While it is somewhat of an improvement, I feel the same way about ANUM (Authority, Need, Urgency and Money).
Bob recommends using ADOPTED as a highly refined methodology to guide the qualification process in today’s complex B2B sales environments. ADOPTED stands for: Authority, Decision Criteria, Options, Priority, Timing, Economics and Decision Process. You can read more about the ADOPTED methodology. I think that ADOPTED is a big improvement over BANT and ANUM, but I would caution against disqualifying opportunity on the basis of the potential deal missing one or more ingredients. For example, timing and economics are sometimes unknown on larger and more complex deals. If you wait to position a sales person into the deal until timing and economics are known, you have very likely waited too late.
In my book, “The Truth About Leads” , I provide ten attributes of a well-qualified lead. While the book is over five years old, it ties right into the hottest marketing trend - Account-based Marketing or ABM (if you want to read more about ABM, check out this 142 page resource from Engagio – it is excellent.) You can also check out this blog covering why ABM does not require new technology and does not need to be complex.
The ten attributes of a well-qualified lead are:
- Targeted SIC or NAICS code
- Firmographics (revenue, # of employees, # of locations…)

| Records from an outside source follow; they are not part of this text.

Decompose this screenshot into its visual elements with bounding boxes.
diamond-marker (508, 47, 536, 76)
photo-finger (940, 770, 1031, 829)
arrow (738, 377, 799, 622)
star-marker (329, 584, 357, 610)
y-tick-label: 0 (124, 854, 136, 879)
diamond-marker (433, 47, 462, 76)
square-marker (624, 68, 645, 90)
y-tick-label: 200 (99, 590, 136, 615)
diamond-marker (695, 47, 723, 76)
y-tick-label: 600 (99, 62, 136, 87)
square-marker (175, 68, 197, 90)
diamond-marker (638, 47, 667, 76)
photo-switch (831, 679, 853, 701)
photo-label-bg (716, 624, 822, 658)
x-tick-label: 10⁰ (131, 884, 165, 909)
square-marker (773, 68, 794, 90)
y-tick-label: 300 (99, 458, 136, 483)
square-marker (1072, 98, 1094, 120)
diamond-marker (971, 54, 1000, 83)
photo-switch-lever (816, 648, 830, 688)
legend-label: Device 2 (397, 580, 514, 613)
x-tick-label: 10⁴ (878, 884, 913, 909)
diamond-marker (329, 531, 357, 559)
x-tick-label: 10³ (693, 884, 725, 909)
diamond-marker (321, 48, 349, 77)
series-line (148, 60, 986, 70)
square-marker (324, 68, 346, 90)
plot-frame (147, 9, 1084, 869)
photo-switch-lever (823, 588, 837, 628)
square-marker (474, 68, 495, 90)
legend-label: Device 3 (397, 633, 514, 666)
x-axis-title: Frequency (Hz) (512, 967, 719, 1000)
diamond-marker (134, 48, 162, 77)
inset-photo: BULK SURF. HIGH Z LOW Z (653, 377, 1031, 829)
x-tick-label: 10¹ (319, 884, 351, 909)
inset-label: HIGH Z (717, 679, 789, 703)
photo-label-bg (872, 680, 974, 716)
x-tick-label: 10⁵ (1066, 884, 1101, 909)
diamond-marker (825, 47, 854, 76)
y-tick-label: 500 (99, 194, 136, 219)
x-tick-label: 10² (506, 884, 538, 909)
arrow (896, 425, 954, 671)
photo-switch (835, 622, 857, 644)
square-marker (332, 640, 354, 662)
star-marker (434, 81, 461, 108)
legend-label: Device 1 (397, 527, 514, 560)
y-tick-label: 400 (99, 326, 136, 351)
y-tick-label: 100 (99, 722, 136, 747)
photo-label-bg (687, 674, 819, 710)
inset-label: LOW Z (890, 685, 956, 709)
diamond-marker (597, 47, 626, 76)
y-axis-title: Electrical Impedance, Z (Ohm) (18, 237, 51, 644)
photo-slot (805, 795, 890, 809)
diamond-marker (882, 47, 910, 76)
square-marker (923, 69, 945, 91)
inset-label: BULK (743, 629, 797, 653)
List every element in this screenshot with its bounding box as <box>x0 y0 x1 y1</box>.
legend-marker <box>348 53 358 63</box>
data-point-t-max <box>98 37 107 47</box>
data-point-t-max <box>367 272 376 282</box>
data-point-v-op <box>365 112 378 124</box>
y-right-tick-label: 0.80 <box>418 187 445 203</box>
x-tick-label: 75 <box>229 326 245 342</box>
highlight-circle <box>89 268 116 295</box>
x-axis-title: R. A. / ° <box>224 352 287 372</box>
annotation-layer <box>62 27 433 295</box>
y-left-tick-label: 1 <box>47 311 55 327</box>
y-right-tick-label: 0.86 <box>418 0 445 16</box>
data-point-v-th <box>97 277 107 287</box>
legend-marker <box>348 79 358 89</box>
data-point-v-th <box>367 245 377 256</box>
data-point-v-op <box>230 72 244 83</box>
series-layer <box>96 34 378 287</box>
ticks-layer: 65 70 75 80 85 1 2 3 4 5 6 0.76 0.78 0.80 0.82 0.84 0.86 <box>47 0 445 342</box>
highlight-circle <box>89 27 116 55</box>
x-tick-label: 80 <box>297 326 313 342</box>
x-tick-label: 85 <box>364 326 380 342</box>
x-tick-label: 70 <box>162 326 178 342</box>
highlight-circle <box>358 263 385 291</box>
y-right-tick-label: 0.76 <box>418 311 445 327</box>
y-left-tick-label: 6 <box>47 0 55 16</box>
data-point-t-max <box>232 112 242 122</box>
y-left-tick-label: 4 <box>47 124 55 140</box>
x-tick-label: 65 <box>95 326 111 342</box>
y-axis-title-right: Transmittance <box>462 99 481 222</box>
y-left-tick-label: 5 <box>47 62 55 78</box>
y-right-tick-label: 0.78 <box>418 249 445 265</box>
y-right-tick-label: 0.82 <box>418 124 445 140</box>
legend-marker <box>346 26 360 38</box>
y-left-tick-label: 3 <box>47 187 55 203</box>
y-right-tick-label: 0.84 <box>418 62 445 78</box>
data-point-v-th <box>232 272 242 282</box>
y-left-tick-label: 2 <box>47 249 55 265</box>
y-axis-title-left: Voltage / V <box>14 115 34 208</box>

- Decision makers and influencers identified
- Environment documented (could be technical environment, compliance sensitivities…)
- Decision maker engaged
- Business pain(s) uncovered and validated
- Decision-making process documented
- Process for allocation of budget understood
- Competitive landscape documented
- Sense of urgency or compelling event exists
Unfiltered leads rarely have more than three of these attributes and waste sales’ time. But, it is a mistake to wait until you have all ten criteria when a more agile competitor got in early (with most of the criteria documented) and won before you had the chance to compete.
An agreement between marketing and sales on minimum criteria for a lead is required for the organizations to align. Failure to share a common definition of a lead results in leads going into a black hole with little to no accountability regarding marketing spend and little to no measurement of the effectiveness of sales follow-up on the leads.